What has garnered the Fiery Furnaces a devoted following, however, is their willingness to keep up a lively dialogue with their fans, usually finding inspiration as a result.
One appealing idea is the Silent Record, an elaborate songbook that'll give fans the chance to perform the band's compositions however they see fit in a series of Fan-Band concerts organized by the Fiery Furnaces. "People who volunteer to play will play the songs or their interpretation of the songs or songs that they wrote, because they hate the songs in the book, or whatever," he deadpans. Complementing Silent Record is the DeMock Rock project, where the band created songs "written" by the fans via random or ephemeral things the fans sent in — notes from their boss or their kids, a receipt from the drug store. "The melody of the songs would be based on the cashier number on the receipt, the chord changes will be the prices for some of the items, and the lyrics will be written from the things on the note."

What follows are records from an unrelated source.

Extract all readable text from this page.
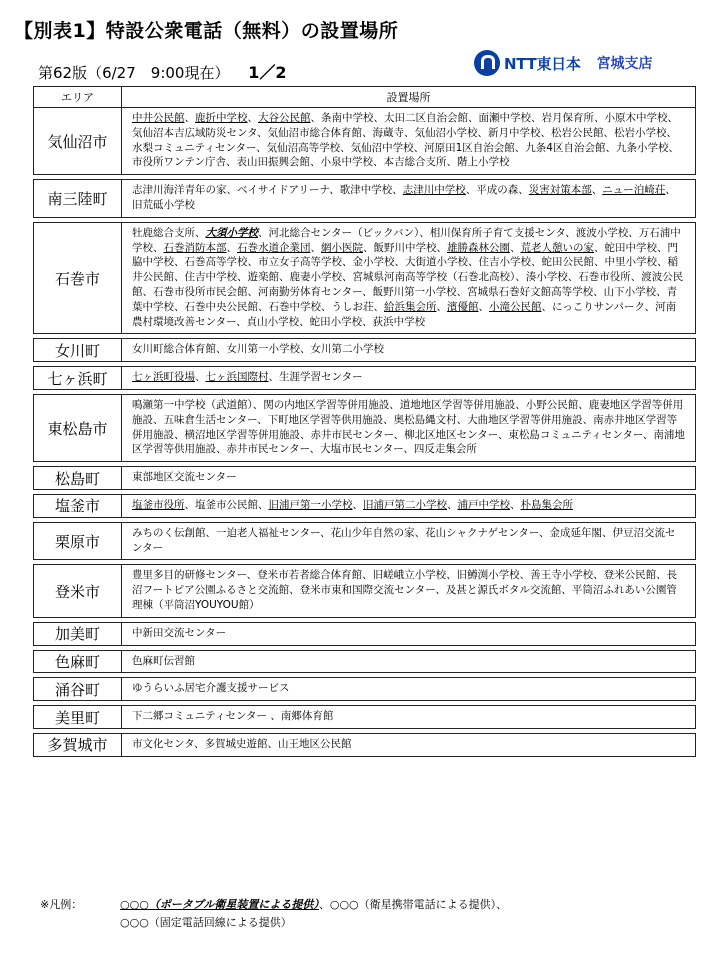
【別表1】特設公衆電話（無料）の設置場所
第62版（6/27　9:00現在） 1／2	NTT東日本 宮城支店
エリア	設置場所
気仙沼市	中井公民館、鹿折中学校、大谷公民館、条南中学校、太田二区自治会館、面瀬中学校、岩月保育所、小原木中学校、気仙沼本吉広域防災センタ、気仙沼市総合体育館、海蔵寺、気仙沼小学校、新月中学校、松岩公民館、松岩小学校、水梨コミュニティセンター、気仙沼高等学校、気仙沼中学校、河原田1区自治会館、九条4区自治会館、九条小学校、市役所ワンテン庁舎、表山田振興会館、小泉中学校、本吉総合支所、階上小学校

南三陸町	志津川海洋青年の家、ベイサイドアリーナ、歌津中学校、志津川中学校、平成の森、災害対策本部、ニュー泊崎荘、旧荒砥小学校

石巻市	牡鹿総合支所、大須小学校、河北総合センター（ビックバン）、相川保育所子育て支援センタ、渡波小学校、万石浦中学校、石巻消防本部、石巻水道企業団、網小医院、飯野川中学校、雄勝森林公園、荒老人憩いの家、蛇田中学校、門脇中学校、石巻高等学校、市立女子高等学校、金小学校、大街道小学校、住吉小学校、蛇田公民館、中里小学校、稲井公民館、住吉中学校、遊楽館、鹿妻小学校、宮城県河南高等学校（石巻北高校）、湊小学校、石巻市役所、渡波公民館、石巻市役所市民会館、河南勤労体育センター、飯野川第一小学校、宮城県石巻好文館高等学校、山下小学校、青葉中学校、石巻中央公民館、石巻中学校、うしお荘、給浜集会所、濱優館、小滝公民館、にっこりサンパーク、河南農村環境改善センター、貞山小学校、蛇田小学校、荻浜中学校

女川町	女川町総合体育館、女川第一小学校、女川第二小学校

七ヶ浜町	七ヶ浜町役場、七ヶ浜国際村、生涯学習センター

東松島市	鳴瀬第一中学校（武道館）、関の内地区学習等併用施設、道地地区学習等併用施設、小野公民館、鹿妻地区学習等併用施設、五味倉生活センター、下町地区学習等供用施設、奥松島縄文村、大曲地区学習等併用施設、南赤井地区学習等併用施設、横沼地区学習等併用施設、赤井市民センター、柳北区地区センター、東松島コミュニティセンター、南浦地区学習等供用施設、赤井市民センター、大塩市民センター、四反走集会所

松島町	東部地区交流センター

塩釜市	塩釜市役所、塩釜市公民館、旧浦戸第一小学校、旧浦戸第二小学校、浦戸中学校、朴島集会所

栗原市	みちのく伝創館、一迫老人福祉センター、花山少年自然の家、花山シャクナゲセンター、金成延年閣、伊豆沼交流センター

登米市	豊里多目的研修センター、登米市若者総合体育館、旧嵯峨立小学校、旧鱒渕小学校、善王寺小学校、登米公民館、長沼フートピア公園ふるさと交流館、登米市東和国際交流センター、及甚と源氏ボタル交流館、平筒沼ふれあい公園管理棟（平筒沼YOUYOU館）

加美町	中新田交流センター

色麻町	色麻町伝習館

涌谷町	ゆうらいふ居宅介護支援サービス

美里町	下二郷コミュニティセンター 、南郷体育館

多賀城市	市文化センタ、多賀城史遊館、山王地区公民館
※凡例：	○○○（ポータブル衛星装置による提供）、○○○（衛星携帯電話による提供）、
○○○（固定電話回線による提供）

Another fun idea: A covers album of I'm Going Away made up of complete re-dos of all the songs by the Fiery Furnaces, who leave the lyrics alone but change virtually everything else. Matthew says he was inspired in part after they asked fans to review the new record before even hearing it. None of the descriptions were even close to the actual record's sound. But since Fiery Furnaces usually play their songs differently live anyway, "We thought we should make alternate versions in the spirit of what those people described to us. It's our version of the 'Cash for Clunkers' thing. We're trading in the old versions of our songs for new ones that get better gas mileage."